[SOLVED ] - Help a newbie - 3 drives redballed


Deryg
Go to solution Solved by trurl,

Recommended Posts

Hi all,

 

Been running unraid forever but fairly green. Starting last week, Ive had drives start reddballing. I assumed bad drives and just replaced them and rebuilt them.

Now however I looked into my server this AM when I thought all was good as I t was all finally green and working last night. seemed to be humming along perfectly. Jow however, I have 3 drives redballed so that's beyond rebuild capability of dual parity.

 

How can I proceed? IS there a way to force it to recognize these drives as good to minimize data loss?

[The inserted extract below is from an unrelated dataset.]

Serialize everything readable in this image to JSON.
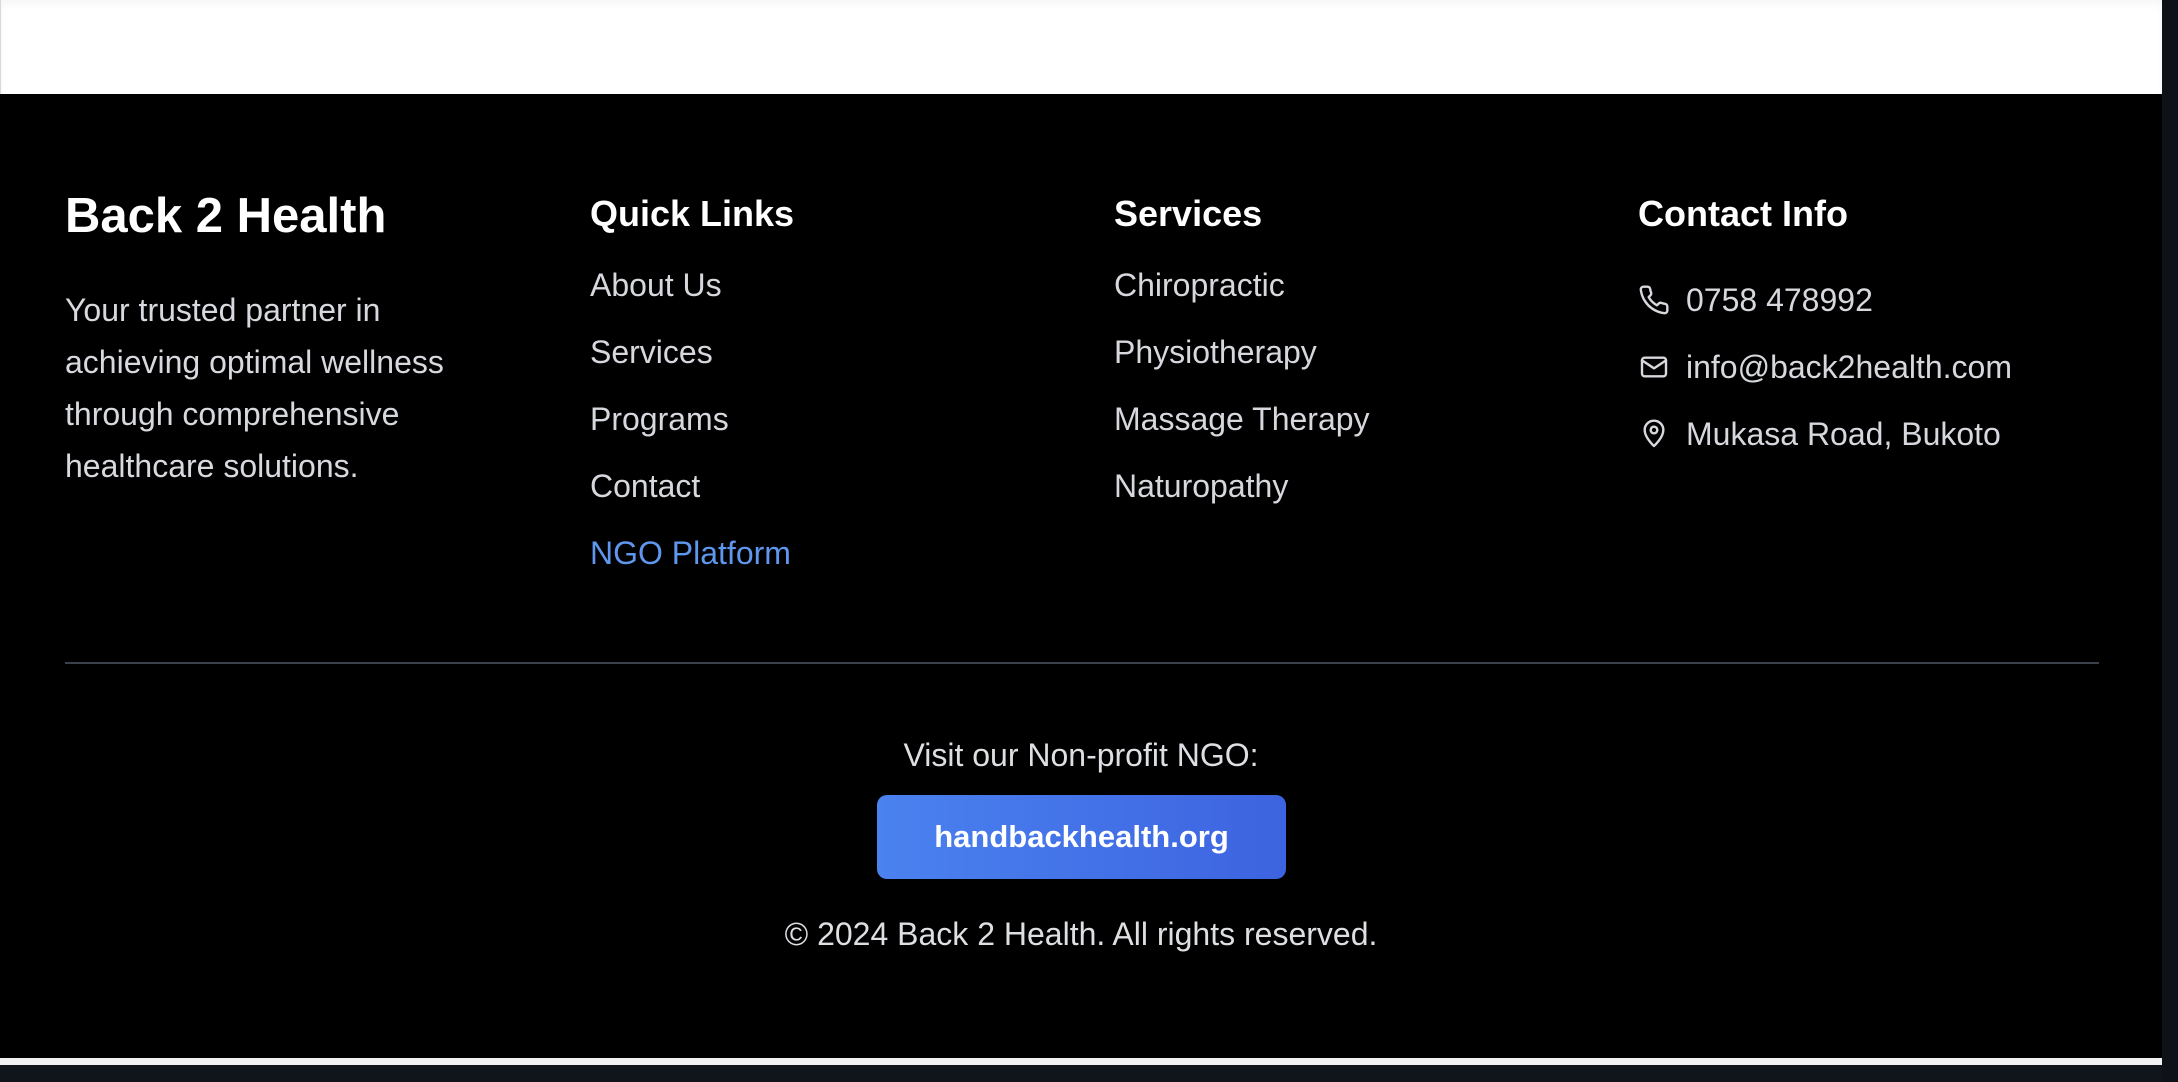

I am not sure how to proceed.

 

Edited by Deryg
tagging solved
Link to comment

to make matters worse this started as 2 redballs so I started rebuilding a drive when another dropped so I have a drive which I know is scrapped. (cause I panicked and rebooted everything via shutdown) However, is there a way to get the other 2 drives be known as good and rebuild that one?

 

Link to comment

Shut the server down.  Open up the case and make sure that all of the SATA data and power cables are firmly seated.  Then check them a second time being as careful as possible not to do touch any other cable then the one currently being checked.  (SATA cables are notarize for loosing up at the slightest disturbance.)  Avoid tying the cables together to make them 'neat' as this can put the cable under tension which can cause it to become unseated when the drive vibrates as the platters rotate.  

 

Disk #5---  I would not want this drive within two miles of any server I was using.

 

Disk #6---  This one is marginal.  I would want to run it through 3 (or 4) preclear cycles and see what happens to those Current Pending Sectors and Offline Uncorrectable numbers.

 

Disk #7--- SMART attributes look good.  That is why I am suggesting checking the cables.

Edited by Frank1940
Link to comment

I have no issue replacing those 2 drives. I mean, I guess I have horrible luck (although we did have some wicked power outages and storms recently. This will make 5 drives replaced in a week.

 

I may as well grab drives and sata cables and replace the lot. I detest the current SATA cables

 

However, it leaves me with the question of: Iis there a way to force disk 7 as good (I am almost positive it is) so that I can rebuild disks 5 and 6? currently with 3 drives dead, I can't even begin corrective measures as I have invalid configuration (too many drives missing).

 

This is where I'm stuck. How does one proceed to fix an array with too many drives gone off

 

Thanks for the assistance

Link to comment

I will ping @JorgeB as he has provided a lot of help in situations like this.   But, listen carefully, once disk has been disabled, parity (both in your case) will be updated whenever a write occurs to the array.  If a write was in progress to Disk #7 when it went off-line, the disk will probably be corrupted because the balance of the write was not finished.  How destructive the corruptions were will depend on what type of data was being written--- file_data or file_tables.

 

Be looking seriously at a UPS.  Every server should really have one...

  • Upvote 1
Link to comment
6 hours ago, Deryg said:

assumed bad drives and just replaced them

Do you have those drives? Bad connections are more common than bad disks. Though in your case that might not be true since you apparently didn't know you had bad disks 

 

You must setup Notifications to alert you immediately by email or other agent as soon as a problem is detected. Don't let one unnoticed problem become multiple problems and data loss.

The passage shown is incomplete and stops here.